Rektor Universitas Paramadina Prof Firmanzah meninggal dunia di usia muda dan dikaitkan dengan riwayat vertigo. Benarkah vertigo mematikan? Bagaimana dengan vertigo yang kerap dikeluhkan orang berusia dewasa muda?
Dokter spesialis saraf dari RS Medistra Rimawati Tedjasukmana menjelaskan, terdapat 2 jenis vertigo. Pertama, vertigo sentral yang bisa jadi gejala stroke, disebabkan oleh masalah pada otak kecil dan batang otak.
Jenis vertigo inilah yang mematikan lantaran menandakan sumbatan atau pecah pembuluh darah.
Kedua, vertigo perifer disebabkan kelainan di saraf keseimbangan dan telinga bagian dalam. Jenis vertigo inilah yang bisa dialami anak muda, orang dewasa, dan lansia tanpa penyakit stroke.
"Vertigo perifer disebabkan kelainan di saraf keseimbangan dan telinga bagian dalam," terang dr Rimawati pada detikcom, Sabtu (6/2/2021).
Gejala pada kasus vertigo perifer berupa pusing, mual dan muntah hebat, dan gangguan pendengaran. Berbeda dengan jenis vertigo sentral sebagai gejala stroke yang terjadi mendadak tanpa perkiraan waktu, vertigo perifer bisa dipicu oleh perubahan posisi tubuh dan berlangsung dalam waktu singkat.
Dokter Rimawati menyebutkan, penyebab vertigo perifer beragam. Misalnya, Benign paroxysmal positional vertigo (BPPV) yang disebabkan oleh perubahan posisi kepala. Vertigo bisa timbul ketika posisi kepala berubah dari tegak menjadi menunduk secara tiba-tiba.
Penyebab lainnya, penyakit meniere yang disebabkan oleh gangguan pada telinga bagian dalam. Gejala lainnya berupa telinga berdenging dan kehilangan pendengaran dalam waktu tertentu.
Vertigo perifer juga bisa dipicu oleh kondisi lain seperti trauma kepala, infeksi pada telinga, atau faktor degeneratif alias pengurangan fungsi organ akibat penuaan pada lansia.
Dokter Rimawati turut menambahkan, vertigo perifer pada anak muda, dewasa dan lansia tidak disebabkan oleh makanan tertentu atau kelelahan.
"(Penyebab vertigo perifer) tidak dari makanan. Penanganannya berbeda-beda, tapi tidak mematikan," ujarnya.
https://cinemamovie28.com/movies/house-ii-the-second-story/
Dahlan Iskan Singgung 'D-dimer' Pasien COVID-19, Istilah Apa Itu?
Dalam salah satu tulisan di blognya, mantan menteri BUMN Dahlan Iskan membahas istilah D-dimer. Mengutip seorang pakar, Dahlan Iskan menyebut D-dimer ditakuti para dokter yang menangani pasien COVID-19 di ICU.

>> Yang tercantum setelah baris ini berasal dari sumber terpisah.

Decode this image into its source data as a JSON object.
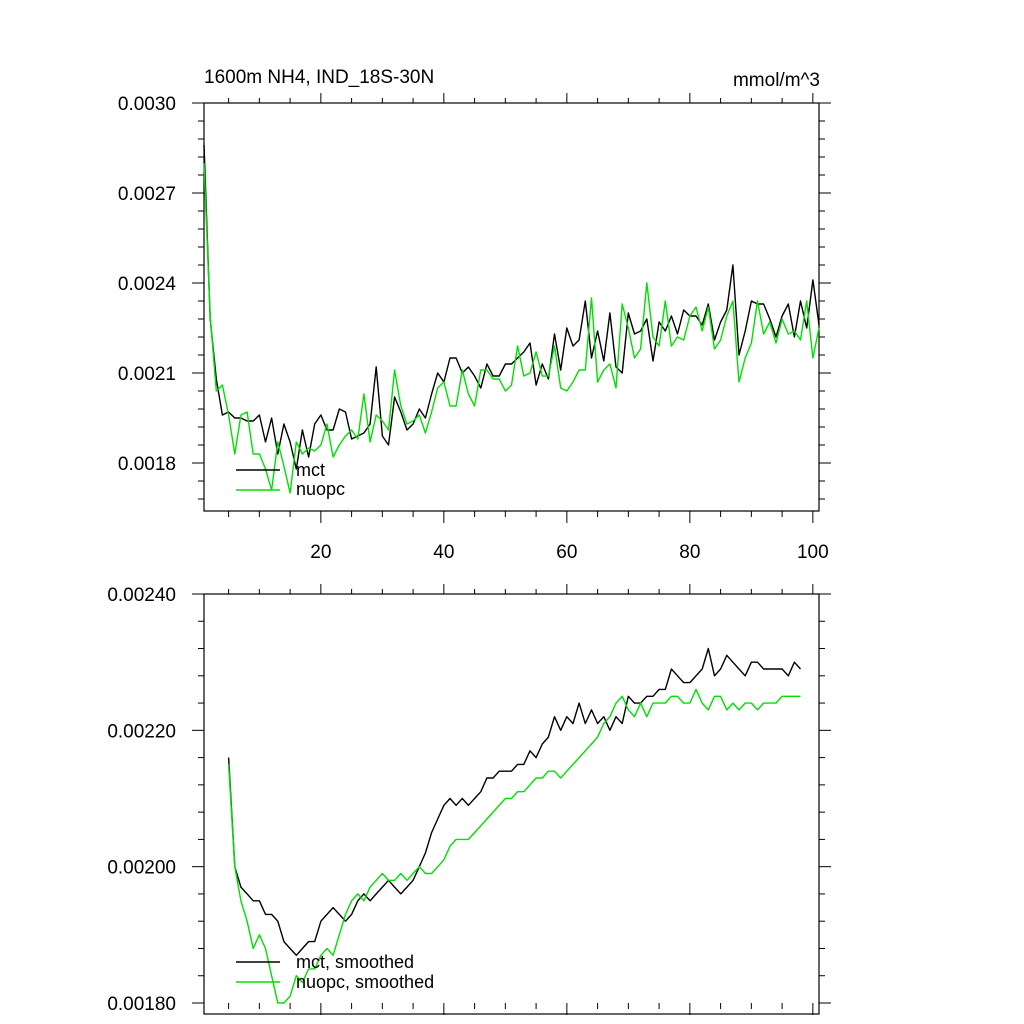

"D-dimer adalah munculnya 'cendol-cendol' di dalam darah. Lapisan protein tertentu dalam darah menyatu dengan 'teman sejenis' sehingga membentuk gumpalan kecil-kecil," tulis Dahlan Iskan.
Menurut Dahlan Iskan, 'cendol-cendol' darah tersebut bisa terbawa oleh aliran darah dan memicu penyumbatan. Bila jumlahnya banyak, bisa berhenti di jantung dan berakibat fatal.
Jadi, apa itu D-dimer sebenarnya?
Kepada detikcom, dokter jantung dari RS Siloam dr Vito A Damay, SpJP(K) menjelaskan, D-dimer adalah fragmen protein yang muncul ketika bekuan darah larut dalam tubuh. D-dimer memang diperiksa pada pasien COVID-19.
Dalam kondisi normal, tubuh memiliki mekanisme untuk membekukan dan mengencerkan darah. Pembekuan darah terjadi antara lain ketika terjadi luka, untuk mencegah perdarahan terus menerus.
Pada infeksi COVID-19, virus SARS-CoV-2 menyebabkan gangguan pembekuan darah yang disebut koagulopati. Gangguan ini menyebabkan penggumpalan darah atau thrombosis di vena atau pembuluh darah balik yang mengalir ke jantung.
"Parameter untuk memeriksa apakah ada gumpalan darah inilah D-dimer itu," jelas dr Vito.